In July 2017, a medical accident occurred in South Korea, in which I-iodide solution was misadministered to the wrong patient. Although the International Commission on Radiological Protection provided internal dose coefficients for iodine for blocked thyroid, they were not reliable enough for determining the dose to the patient (whose thyroid uptake was incompletely blocked) due to a discrepancy in biokinetics. Therefore, a personalized dose assessment was performed to derive the individual-specific dose coefficients for the patient.
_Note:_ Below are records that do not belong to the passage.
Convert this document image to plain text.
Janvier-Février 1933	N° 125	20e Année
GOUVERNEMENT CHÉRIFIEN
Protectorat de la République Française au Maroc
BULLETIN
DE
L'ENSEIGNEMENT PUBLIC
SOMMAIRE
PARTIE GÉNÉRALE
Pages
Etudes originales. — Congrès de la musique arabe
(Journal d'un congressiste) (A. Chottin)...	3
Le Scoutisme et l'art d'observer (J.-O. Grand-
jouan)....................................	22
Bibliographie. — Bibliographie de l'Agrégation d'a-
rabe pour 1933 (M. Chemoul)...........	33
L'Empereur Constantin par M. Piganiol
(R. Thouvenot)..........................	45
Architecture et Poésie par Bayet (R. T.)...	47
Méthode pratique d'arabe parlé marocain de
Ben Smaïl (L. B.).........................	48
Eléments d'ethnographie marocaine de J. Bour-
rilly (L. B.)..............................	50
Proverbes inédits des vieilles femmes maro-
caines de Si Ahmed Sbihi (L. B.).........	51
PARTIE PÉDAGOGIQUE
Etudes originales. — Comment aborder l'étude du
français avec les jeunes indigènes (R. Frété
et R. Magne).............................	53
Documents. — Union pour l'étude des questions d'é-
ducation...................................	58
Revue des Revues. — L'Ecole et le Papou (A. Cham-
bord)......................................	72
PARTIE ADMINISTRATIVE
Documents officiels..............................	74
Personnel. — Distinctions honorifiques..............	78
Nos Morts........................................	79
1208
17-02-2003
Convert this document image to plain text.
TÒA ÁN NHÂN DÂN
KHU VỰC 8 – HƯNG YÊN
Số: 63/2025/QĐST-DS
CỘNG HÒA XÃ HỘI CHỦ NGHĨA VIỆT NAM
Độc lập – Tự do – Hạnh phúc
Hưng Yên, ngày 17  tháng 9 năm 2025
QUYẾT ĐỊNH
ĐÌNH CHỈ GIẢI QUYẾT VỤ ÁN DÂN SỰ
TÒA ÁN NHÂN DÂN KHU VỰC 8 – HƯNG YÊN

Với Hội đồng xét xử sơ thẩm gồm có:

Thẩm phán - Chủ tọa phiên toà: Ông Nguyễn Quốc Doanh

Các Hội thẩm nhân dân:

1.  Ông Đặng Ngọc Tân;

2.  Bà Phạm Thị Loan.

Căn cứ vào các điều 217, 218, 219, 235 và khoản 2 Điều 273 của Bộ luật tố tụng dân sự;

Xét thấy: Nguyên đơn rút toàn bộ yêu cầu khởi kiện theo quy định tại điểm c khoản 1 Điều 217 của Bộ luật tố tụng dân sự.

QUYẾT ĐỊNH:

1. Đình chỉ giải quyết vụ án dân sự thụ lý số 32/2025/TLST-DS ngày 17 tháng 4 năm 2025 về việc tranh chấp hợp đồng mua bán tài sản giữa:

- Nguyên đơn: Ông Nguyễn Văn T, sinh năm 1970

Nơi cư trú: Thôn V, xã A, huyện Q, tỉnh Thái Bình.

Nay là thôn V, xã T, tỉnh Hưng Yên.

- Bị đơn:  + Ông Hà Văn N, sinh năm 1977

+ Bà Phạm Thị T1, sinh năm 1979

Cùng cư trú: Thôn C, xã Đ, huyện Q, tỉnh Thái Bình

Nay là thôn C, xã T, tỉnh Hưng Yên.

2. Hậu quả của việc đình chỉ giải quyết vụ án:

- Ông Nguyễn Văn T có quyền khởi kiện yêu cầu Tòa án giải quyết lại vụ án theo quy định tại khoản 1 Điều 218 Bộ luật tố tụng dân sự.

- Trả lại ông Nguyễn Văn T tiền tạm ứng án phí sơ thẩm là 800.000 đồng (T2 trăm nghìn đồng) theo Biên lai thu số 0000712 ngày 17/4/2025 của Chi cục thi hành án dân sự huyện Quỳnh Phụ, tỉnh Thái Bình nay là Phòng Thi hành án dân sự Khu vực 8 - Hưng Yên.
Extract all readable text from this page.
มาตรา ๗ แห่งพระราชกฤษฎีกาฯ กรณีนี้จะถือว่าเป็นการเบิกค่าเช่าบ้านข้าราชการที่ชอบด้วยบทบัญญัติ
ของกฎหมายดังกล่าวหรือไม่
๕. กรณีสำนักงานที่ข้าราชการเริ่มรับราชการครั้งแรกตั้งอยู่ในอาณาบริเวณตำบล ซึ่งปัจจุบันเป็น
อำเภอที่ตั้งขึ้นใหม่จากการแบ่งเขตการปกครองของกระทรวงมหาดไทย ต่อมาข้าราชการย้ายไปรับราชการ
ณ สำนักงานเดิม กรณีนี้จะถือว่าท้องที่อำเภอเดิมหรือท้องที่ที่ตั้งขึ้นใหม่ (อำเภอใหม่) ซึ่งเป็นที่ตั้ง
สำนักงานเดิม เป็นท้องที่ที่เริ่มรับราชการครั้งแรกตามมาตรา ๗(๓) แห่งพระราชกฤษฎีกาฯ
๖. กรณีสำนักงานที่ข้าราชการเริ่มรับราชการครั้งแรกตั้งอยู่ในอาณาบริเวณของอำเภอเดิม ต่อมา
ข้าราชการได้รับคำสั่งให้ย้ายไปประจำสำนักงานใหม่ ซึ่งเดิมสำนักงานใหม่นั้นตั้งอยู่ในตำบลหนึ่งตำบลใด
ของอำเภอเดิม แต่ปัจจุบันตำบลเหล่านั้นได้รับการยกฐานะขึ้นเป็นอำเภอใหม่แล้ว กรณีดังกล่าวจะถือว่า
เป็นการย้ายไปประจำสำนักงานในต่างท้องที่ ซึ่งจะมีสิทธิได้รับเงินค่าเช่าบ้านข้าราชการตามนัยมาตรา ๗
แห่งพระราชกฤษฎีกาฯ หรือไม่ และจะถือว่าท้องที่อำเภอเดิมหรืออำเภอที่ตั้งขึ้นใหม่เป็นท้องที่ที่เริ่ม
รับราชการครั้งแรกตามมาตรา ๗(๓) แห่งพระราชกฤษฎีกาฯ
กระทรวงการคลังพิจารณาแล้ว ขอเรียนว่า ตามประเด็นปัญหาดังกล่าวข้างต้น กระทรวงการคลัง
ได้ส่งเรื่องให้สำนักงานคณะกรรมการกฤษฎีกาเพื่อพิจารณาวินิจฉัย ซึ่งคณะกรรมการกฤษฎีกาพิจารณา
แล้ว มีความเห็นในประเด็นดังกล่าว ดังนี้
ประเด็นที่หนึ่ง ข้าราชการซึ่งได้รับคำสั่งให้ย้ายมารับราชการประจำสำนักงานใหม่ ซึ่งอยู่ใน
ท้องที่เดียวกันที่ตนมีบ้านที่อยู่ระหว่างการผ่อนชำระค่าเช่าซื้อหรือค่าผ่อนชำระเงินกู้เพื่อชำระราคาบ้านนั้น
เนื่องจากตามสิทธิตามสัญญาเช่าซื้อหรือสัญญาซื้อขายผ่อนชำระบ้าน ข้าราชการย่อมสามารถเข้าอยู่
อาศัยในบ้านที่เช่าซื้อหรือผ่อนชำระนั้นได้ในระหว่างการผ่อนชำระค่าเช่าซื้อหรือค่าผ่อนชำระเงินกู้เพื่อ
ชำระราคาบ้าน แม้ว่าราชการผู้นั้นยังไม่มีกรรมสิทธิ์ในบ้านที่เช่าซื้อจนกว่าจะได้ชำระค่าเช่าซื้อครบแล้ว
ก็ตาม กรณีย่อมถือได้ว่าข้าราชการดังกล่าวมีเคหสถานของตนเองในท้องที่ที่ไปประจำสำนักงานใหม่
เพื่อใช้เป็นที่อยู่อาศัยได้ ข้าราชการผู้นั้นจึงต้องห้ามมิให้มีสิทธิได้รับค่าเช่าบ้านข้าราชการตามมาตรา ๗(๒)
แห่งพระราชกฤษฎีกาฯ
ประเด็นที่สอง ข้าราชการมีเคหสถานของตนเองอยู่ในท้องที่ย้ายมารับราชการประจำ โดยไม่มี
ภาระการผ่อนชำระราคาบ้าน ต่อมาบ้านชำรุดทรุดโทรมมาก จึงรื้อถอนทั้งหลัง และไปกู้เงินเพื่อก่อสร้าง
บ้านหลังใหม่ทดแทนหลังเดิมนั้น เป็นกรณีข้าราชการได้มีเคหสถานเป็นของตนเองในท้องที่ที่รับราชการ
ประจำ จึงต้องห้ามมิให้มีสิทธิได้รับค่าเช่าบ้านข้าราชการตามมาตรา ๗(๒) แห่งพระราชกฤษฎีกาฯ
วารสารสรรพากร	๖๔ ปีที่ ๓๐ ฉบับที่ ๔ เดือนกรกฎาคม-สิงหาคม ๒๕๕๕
Initially, the thyroid biokinetics of the patient were statistically clarified by fitting bioassay monitoring results and the corresponding predicted bioassay values, which were calculated repeatedly for varying iodine transfer rates in an iodine biokinetic model. After determining the transfer rate for the patient, the individual-specific dose coefficients were then calculated in accordance with latest recommendations of the International Commission on Radiological Protection. According to the individual-specific biokinetics, the 24 h thyroid uptake fraction of iodine was estimated as 0.52%. The thyroid absorbed dose of the patient was evaluated as 21.2 Gy, which differed greatly (by about 9 Gy) from the dose evaluated simply using the reference data for blocked thyroid uptake. The personalized dose assessment carried out for the patient not only reduced considerable uncertainties in the internal dose calculation, but also improved the reliability of the calculated internal dose by adopting the latest dosimetric data, including specific absorbed fraction values based on voxel phantoms. Through the dose assessment of the patient, the methodology of personalized dose assessment considering individual-specific biokinetics was developed.